The discriminator $D_\phi(s,a)$ outputs a scalar in $[0,1]$.

RAIL leverages derivative-free optimization via an adaptation of Augmented Random Search (ARS):

• $N$ independent Gaussian perturbations $\delta_k$ are sampled for the policy parameters.
• Policies $\theta_\pm = \theta_t \pm \nu \delta_k$ are rolled out; segment reward differences $\Delta r_k = r^+_k - r^-_k$ are computed.
• Parameters are updated by

$$\theta_{t+1} = \theta_t + \frac{\alpha}{N \sigma_R} \sum_{k=1}^N \Delta r_k \delta_k$$

where $\sigma_R$ is the empirical standard deviation of the batch's rollout rewards.

Policies are initialized by behavioral cloning (BC) from the expert trajectories to warm-start imitation and stabilize adversarial training.

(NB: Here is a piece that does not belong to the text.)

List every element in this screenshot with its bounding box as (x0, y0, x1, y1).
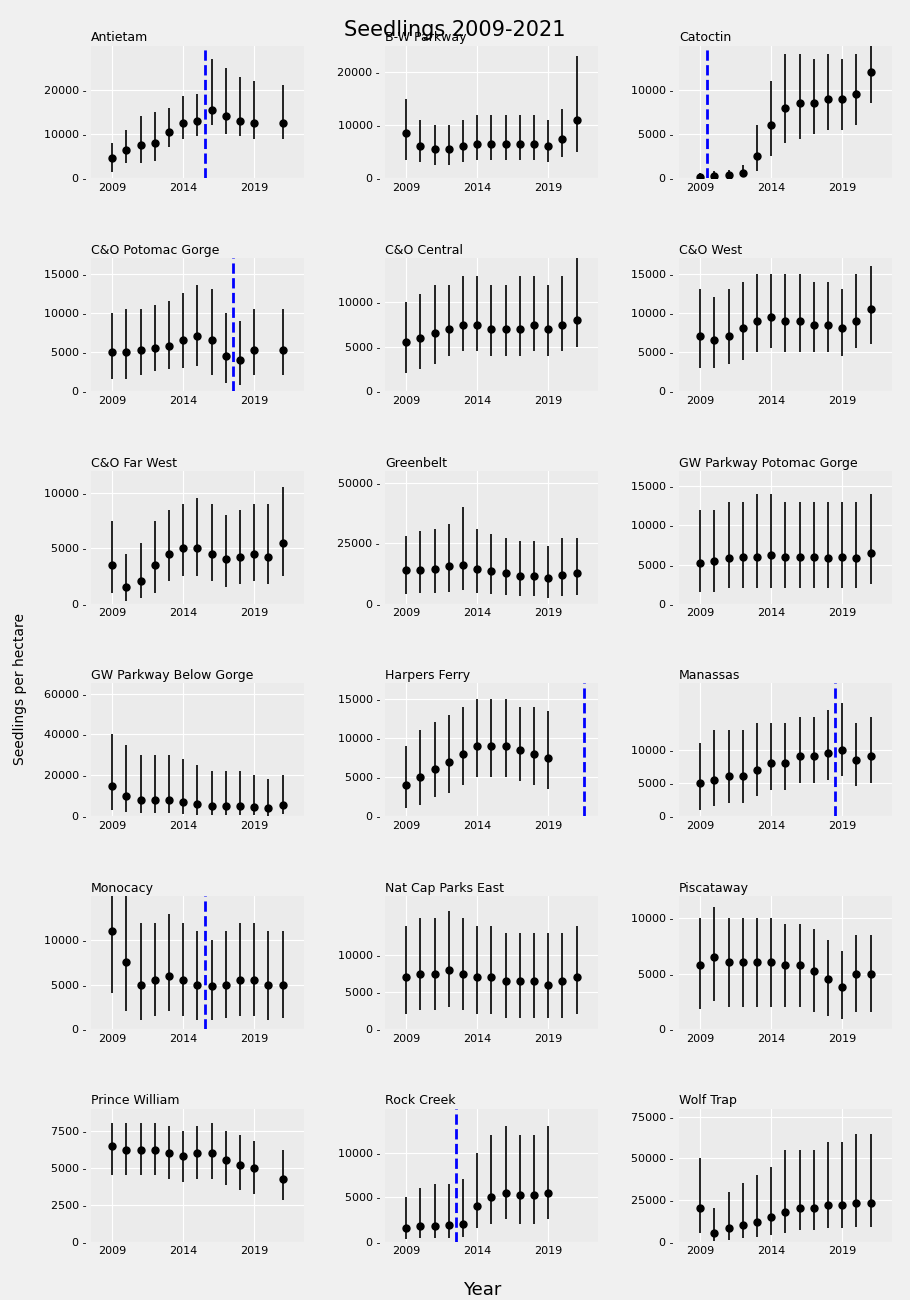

4. Sensor Preprocessing and Multi-Modal Integration

Raw sensor input consists of 24 LIDAR beams spaced at 15° increments, delivering both distance and relative velocity per spatial direction. The system constructs a $2N$-dimensional observation vector $s = (d_1, \ldots, d_N, v_1, \ldots, v_N)$. Online normalization is employed by maintaining running estimates of the mean $\mu_t$ and covariance $\Sigma_t$, with normalized states $s_\text{norm} = \Sigma_t^{-1/2}(s - \mu_t)$ provided to the policy MLP. This approach supports real-time integration of rich sensor modalities required for robust multi-lane navigation and dense traffic contexts.

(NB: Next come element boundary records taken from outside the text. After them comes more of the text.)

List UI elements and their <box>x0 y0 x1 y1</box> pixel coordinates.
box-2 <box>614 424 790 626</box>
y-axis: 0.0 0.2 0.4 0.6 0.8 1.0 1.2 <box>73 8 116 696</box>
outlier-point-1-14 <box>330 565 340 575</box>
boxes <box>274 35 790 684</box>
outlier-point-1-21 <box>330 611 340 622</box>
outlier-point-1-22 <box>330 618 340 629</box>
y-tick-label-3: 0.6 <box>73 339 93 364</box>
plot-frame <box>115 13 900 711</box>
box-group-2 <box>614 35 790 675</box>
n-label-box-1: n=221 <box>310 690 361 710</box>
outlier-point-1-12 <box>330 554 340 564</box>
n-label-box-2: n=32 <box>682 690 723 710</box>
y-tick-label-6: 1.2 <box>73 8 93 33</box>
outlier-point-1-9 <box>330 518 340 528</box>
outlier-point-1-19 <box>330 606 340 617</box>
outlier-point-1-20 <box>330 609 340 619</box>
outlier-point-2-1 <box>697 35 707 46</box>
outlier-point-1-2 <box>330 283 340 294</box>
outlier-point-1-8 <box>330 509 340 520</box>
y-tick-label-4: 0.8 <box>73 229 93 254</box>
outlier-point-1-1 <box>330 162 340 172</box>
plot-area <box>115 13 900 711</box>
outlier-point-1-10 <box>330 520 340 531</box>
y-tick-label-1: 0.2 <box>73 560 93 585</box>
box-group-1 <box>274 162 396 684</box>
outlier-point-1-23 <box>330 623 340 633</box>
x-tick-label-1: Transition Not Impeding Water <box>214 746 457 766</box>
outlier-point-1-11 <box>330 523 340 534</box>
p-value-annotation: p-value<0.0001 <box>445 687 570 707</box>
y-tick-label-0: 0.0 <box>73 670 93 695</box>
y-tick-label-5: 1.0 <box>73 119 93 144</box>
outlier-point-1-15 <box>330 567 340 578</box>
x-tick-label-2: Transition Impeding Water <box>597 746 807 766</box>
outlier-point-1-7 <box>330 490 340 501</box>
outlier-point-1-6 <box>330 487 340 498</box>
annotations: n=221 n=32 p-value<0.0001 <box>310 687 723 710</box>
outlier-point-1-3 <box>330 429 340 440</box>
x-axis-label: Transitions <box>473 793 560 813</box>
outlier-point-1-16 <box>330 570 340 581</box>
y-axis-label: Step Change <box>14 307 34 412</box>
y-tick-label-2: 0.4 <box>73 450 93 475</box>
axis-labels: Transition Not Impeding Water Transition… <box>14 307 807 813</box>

5. Hierarchical Module Gating and Action Arbitration

At each timestep, the higher-order ADAS policy (the "supervisor") selects an action $a_t \in \{1, \ldots, 5\}$. A one-hot vector $g \in \{0,1\}^3$ determines active low-level controllers:

• $$g_\text{ACC} = I[a_t \in \{\text{accelerate},\text{decelerate}\}]$$
• $g_\text{AEB} = I[a_t = \text{decelerate}]$
• $$g_\text{LKS} = I[a_t \in \{\text{lane-left},\text{lane-right}\}]$$

Only one ADAS function—or a deterministic combination—executes for the given high-level decision. This discrete, hard-hierarchy gating is central to the RAIL approach, though the architecture is amenable to soft, continuous mixing weights $w(s) \in \Delta^M$ should extension to blended control be sought.

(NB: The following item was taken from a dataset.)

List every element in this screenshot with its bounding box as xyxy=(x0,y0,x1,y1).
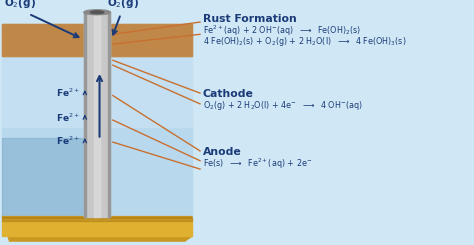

6. Empirical Evaluation and Performance Analysis

The efficacy of higher-order ADAS coordination via RAIL is established in a simulated five-lane highway environment with randomly spawned vehicles and stochastic, but non-colliding, agent behavior. Key evaluation metrics include average speed, frequency of overtakes and lane-changes, longitudinal rewards (speed-centric), and lateral rewards (maneuver decisiveness). Table 1 summarizes representative performance over 16 episodes (40 trajectories):

Metric	RAIL (2-layer)	RAIL (1-layer)	Expert
Speed (km/h)	70.38	65.00	68.83
Overtakes	45.04	40.03	44.48
Lane-changes	15.01	13.05	14.04
Longitudinal	2719.38	2495.57	2642.11
Lateral	–122.98	–175.60	–132.52

The 2-layer RAIL policy matches or slightly surpasses the expert in speed and overtaking, while maintaining similar lane-changing patterns. Even linear (1-layer) policies reach approximately 90% of expert performance. Sample efficiency is superior: near-expert performance is achieved with only a few dozen expert trajectories, outperforming GAIL+TRPO/PPO baselines in both stability and data efficiency. This indicates that high-level, adversarially-trained, derivative-free parameter optimization techniques are effective for real-world ADAS module coordination, particularly when rich sensor streams are integrated and strict real-time constraints must be satisfied (Shin et al., 2019).